SIGNIFICANT AND MATERIAL ORDERS PASSED BY THE REGULATORS OR COURTS OR TRIBUNALS

The Company has received a follow up favourable order from CESTAT, in view of the demand raised on Mark Up of ocean freight by service tax department which was declared by it as contingent liability. CESTAT vide order no. 50868-50870/2023 has set aside the demand against the same.

AWARDS & RECOGNITION

FreightJar, the proprietary digital freight booking and management platform of the company has been recognized as the Digital Startup of the Year at the prestigious Northern India Multimodal & Logistics Awards 2024, concurrent with Conquest 2024. The award ceremony took place at The Lalit, New Delhi in the presence of eminent personalities from the logistics and supply chain industry and senior government representatives.

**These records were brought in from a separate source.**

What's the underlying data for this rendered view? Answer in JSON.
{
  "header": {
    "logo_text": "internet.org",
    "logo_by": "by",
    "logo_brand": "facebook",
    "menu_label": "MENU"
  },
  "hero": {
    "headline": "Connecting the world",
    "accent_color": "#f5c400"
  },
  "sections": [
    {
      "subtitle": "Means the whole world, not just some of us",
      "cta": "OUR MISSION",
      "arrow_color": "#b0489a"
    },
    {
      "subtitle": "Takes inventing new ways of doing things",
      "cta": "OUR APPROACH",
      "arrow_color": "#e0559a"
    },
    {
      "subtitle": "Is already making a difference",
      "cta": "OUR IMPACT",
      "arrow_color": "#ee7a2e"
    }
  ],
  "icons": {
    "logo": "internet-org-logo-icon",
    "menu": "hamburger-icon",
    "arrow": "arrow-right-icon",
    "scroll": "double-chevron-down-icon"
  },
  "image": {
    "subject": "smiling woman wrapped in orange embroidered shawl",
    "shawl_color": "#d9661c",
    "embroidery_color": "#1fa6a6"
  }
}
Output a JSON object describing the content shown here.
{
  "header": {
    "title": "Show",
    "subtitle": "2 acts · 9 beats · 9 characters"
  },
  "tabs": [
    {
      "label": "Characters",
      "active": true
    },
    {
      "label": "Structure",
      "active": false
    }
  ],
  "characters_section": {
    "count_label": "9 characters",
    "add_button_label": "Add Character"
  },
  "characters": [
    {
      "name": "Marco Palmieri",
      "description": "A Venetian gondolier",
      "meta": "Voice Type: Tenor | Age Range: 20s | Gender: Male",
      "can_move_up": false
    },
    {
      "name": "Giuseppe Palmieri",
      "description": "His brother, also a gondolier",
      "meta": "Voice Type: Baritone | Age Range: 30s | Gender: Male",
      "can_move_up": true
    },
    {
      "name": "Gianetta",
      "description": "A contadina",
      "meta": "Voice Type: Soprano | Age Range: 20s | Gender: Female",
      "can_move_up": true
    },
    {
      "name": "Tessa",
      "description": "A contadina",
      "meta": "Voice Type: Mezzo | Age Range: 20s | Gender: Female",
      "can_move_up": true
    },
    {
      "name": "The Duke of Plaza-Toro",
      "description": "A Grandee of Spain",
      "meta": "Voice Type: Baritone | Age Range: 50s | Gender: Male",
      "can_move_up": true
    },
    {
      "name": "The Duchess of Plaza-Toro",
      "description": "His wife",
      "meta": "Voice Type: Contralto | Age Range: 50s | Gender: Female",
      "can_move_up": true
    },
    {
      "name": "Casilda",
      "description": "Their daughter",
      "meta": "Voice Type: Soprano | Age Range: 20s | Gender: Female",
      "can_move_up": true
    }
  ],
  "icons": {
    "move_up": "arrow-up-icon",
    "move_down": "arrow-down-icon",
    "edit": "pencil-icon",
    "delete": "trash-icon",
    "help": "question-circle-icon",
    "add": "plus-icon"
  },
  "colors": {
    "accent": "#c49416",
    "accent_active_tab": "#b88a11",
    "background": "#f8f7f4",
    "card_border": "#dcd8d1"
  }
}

ANNEXURES FORMING PART OF DIRECTOR’S REPORT

The Annexures referred to in this Report and other information which are required to be disclosed are annexed herewith and form a part of this Report:

Annexure

Particulars

I

Particulars of Conservation of Energy, Technology Absorption and Foreign Exchange and Outgo

II

Report on Corporate Social Responsibility

III

AOC-2

IV

Certification by CEO/ MD & CFO

V

Secretarial Audit Report

VI

Certificate on compliance with the conditions of Corporate Governance

VII

Certificate of Non-Disqualification of Directors

ACKNOWLEDGEMENT

Your directors wish to place on record their sincere appreciation for the continued support and cooperation extended to the Company by its bankers, customers, vendors, suppliers, dealers, investors, business associates, all the stakeholders, shareholders, debenture holders and various departments of the State and the Central Government.

Your directors appreciate and value the contribution made by every member of the Tiger family.

By order of the Board For Tiger Logistics (India) Limited

Sd/-

Harpreet Singh Malhotra Chairman cum Managing Director

DIN: 00147977

Place: New Delhi Address: D-174, Ground Floor, Okhla Industrial

Date: 06-08-2024 Area, Phase-1, New Delhi -110020.